そこで「スコアリングソフトの音源を音楽的に拡張しよう」と半ばコロンブスの卵的な発想で発売されたのがこの「NotePerformer」です。確かに近年のハイレートでサンプリングされた各種オーケストラ音源と、純粋な音質比較をすると足元にも及ばない音源ではあるのですが、特筆すべきは、スコア上に書き込まれた様々な表現記号を音楽的に再現してくれること、に尽きます。

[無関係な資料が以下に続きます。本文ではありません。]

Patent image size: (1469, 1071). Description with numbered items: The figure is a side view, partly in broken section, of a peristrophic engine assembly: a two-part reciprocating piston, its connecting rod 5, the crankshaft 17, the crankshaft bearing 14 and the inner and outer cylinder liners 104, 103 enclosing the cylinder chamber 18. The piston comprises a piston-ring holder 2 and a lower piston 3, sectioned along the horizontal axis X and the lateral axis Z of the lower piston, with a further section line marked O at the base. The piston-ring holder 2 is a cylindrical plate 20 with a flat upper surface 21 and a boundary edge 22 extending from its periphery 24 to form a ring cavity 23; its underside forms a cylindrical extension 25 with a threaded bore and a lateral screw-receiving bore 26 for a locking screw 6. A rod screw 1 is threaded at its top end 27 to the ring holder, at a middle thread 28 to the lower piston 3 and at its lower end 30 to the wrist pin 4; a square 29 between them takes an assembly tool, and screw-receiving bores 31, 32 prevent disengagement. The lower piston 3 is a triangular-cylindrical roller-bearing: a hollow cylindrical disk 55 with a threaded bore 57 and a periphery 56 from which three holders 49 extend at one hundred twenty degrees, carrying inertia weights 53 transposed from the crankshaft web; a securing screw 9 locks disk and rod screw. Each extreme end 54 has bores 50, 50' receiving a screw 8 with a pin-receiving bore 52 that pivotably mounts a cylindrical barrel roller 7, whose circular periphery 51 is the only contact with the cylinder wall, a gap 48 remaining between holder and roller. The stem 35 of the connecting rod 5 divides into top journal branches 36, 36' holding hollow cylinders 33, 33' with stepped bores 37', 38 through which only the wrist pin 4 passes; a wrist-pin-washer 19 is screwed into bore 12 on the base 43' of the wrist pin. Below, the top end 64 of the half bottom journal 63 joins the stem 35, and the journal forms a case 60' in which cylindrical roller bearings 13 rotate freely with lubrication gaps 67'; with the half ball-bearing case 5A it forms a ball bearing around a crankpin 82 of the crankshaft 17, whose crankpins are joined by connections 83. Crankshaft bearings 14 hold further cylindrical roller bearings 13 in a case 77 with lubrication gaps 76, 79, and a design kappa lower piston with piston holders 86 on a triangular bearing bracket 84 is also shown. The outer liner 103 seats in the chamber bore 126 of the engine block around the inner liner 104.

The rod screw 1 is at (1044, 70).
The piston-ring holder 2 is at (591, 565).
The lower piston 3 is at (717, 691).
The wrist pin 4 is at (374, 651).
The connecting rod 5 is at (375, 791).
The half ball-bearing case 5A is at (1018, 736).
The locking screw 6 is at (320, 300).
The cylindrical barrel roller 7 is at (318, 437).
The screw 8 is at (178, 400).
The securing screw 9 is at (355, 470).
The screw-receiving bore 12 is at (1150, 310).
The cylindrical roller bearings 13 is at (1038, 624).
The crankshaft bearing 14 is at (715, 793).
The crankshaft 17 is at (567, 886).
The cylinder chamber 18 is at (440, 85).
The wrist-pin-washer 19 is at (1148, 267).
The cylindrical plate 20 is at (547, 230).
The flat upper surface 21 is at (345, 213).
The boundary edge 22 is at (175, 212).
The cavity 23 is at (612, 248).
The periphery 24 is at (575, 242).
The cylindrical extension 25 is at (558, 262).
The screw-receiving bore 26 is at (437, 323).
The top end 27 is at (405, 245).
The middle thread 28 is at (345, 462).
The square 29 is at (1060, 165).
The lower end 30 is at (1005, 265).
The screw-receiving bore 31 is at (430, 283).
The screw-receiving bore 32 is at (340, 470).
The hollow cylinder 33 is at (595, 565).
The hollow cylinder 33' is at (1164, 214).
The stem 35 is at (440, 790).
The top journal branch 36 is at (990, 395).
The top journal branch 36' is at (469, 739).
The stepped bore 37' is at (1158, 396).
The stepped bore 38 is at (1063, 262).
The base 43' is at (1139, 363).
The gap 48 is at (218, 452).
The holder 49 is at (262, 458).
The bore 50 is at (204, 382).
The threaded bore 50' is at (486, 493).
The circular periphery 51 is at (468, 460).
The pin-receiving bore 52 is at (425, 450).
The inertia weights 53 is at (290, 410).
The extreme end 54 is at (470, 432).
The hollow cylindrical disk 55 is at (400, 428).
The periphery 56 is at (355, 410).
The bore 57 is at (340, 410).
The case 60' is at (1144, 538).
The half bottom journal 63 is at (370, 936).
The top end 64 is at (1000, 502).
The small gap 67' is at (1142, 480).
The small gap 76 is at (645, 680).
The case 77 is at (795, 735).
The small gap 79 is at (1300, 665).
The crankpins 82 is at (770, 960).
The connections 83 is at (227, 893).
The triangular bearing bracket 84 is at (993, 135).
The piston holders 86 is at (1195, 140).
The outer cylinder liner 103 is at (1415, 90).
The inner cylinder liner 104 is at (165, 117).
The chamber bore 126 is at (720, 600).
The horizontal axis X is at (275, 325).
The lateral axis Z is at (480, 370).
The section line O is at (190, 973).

例えばメゾピアノと書き込んだパートに、dolceと加えると、音色も追従してプレイバック時に変化するといった具合です。魔法のような再現性を伴いながら、2万円を切る低価格というのも非常に魅力です。音色の品質を高めるのは演奏家の役目で、その生み手となる作曲家のイマジネーションは作曲家の脳内で作り出すべき、とも取れるメーカーの哲学に(勝手な独自解釈ですけども)とても共感すると共に、その匙加減が絶妙と思わされる製品だと思います。NotePerformerを導入してから、生楽器のみで完成させる楽曲に関しては、スコアをSibeliusで書いてサウンドチェックをNotePerformerのみで確認し、問題が無ければそのまま写譜に回してしまうことが増えました。DAW上でモックアップを精巧に作り上げる事も昨今の現場では重要な要素の一つではありますが、現場で作曲家に代わって演奏して下さる偉大な演奏家の方々から、より豊かな音楽性を引き出す為のスコア記載も決して軽視してはいけない要素です。Sibeliusユーザの方は導入検討してみては如何でしょうか。